Thousands of login credentials, including those for Amazon Web Services (AWS), MailChimp, and WalkScore, have been discovered in an AI training dataset used by AI developers such as DeepSeek.
Cybersecurity researchers at Truffle Security analyzed 400 terabytes of data from 2.67 billion web pages archived in 2024 by The Common Crawl, a nonprofit organization that provides open-source web data. Their investigation revealed nearly 12,000 valid secrets, including API keys and passwords, embedded in the dataset.
The discovery raises concerns about the security risks associated with AI training methods. Researchers found that sensitive credentials were often repeated across multiple web pages, with one WalkScore API key appearing over 57,000 times across nearly 1,900 subdomains.
This widespread reuse of sensitive data increases the risk of cybercriminals exploiting AI-generated content to access private accounts and launch attacks.
The findings highlight ongoing issues regarding data privacy and AI security.
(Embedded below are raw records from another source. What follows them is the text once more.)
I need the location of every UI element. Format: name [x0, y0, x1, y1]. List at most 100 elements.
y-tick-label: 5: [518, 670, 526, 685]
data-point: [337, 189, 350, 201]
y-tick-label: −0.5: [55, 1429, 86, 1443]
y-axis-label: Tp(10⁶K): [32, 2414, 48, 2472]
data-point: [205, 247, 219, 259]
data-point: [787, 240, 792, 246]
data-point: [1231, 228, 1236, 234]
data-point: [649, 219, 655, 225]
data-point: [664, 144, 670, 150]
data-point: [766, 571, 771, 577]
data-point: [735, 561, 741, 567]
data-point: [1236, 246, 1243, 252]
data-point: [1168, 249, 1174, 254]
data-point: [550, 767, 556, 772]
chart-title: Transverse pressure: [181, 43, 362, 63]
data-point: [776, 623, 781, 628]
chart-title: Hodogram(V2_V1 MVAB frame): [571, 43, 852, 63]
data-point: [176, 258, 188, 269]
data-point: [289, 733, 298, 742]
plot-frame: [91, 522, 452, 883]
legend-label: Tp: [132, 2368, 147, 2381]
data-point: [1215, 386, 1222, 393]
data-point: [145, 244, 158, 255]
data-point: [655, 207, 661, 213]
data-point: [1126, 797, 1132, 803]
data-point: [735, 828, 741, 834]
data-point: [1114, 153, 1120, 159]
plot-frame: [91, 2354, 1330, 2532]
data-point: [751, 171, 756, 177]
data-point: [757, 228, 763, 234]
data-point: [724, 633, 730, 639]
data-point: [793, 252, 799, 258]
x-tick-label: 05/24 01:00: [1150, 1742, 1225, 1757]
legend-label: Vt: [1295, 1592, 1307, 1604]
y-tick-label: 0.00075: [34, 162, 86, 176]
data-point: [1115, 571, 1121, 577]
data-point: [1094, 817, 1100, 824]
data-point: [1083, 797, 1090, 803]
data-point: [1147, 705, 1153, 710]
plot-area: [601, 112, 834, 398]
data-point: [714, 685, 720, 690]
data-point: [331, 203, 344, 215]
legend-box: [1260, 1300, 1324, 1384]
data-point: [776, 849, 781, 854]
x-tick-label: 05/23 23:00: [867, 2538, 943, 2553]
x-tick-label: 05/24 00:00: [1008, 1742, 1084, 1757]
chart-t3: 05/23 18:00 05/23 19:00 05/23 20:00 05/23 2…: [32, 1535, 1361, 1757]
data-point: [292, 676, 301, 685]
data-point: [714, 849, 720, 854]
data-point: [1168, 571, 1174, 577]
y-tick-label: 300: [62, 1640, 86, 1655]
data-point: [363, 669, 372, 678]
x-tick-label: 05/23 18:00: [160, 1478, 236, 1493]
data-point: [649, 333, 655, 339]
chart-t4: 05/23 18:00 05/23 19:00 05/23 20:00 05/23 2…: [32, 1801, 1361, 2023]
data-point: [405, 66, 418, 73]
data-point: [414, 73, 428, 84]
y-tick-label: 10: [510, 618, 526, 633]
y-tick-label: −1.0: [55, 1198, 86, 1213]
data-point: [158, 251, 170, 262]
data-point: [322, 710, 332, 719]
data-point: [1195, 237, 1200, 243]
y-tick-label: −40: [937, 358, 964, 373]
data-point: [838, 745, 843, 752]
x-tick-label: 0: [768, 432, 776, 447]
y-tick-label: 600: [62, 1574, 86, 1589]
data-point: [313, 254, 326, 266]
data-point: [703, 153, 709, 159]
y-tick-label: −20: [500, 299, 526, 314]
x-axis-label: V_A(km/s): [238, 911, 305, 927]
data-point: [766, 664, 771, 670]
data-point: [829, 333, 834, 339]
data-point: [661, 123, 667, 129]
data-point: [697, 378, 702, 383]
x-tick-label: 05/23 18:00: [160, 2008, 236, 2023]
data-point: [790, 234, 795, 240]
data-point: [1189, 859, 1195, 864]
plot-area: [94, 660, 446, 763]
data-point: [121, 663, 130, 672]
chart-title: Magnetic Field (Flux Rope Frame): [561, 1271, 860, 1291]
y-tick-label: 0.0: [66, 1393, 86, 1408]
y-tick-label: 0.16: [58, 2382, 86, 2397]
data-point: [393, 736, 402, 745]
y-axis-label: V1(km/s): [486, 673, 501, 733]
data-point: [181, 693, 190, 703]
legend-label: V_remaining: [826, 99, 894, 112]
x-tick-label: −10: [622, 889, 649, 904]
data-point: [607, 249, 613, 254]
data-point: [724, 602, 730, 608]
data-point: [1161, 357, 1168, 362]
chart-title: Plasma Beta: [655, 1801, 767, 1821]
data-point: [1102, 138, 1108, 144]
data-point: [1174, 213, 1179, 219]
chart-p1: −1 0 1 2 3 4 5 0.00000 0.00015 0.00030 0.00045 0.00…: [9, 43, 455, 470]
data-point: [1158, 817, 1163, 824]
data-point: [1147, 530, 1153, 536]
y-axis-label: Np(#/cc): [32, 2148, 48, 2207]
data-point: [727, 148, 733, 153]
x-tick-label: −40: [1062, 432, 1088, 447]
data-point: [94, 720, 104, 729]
A recent Deloitte report found that nearly 75% of professionals rank data privacy among their top concerns related to generative AI. The unauthorized inclusion of sensitive login details in training datasets adds to growing fears about how AI models are trained and whether they inadvertently expose private information.
Truffle Security is now collaborating with vendors to mitigate the issue and prevent further data leaks. The company has also recommended that AI developers implement stronger safeguards, such as Constitutional AI, to prevent AI models from reproducing sensitive information.
While some companies, like Anthropic, advocate for AI safety frameworks, others, including OpenAI, prioritize rapid development. With governments and regulatory bodies paying closer attention to AI security, the debate between innovation and responsible AI development continues to grow.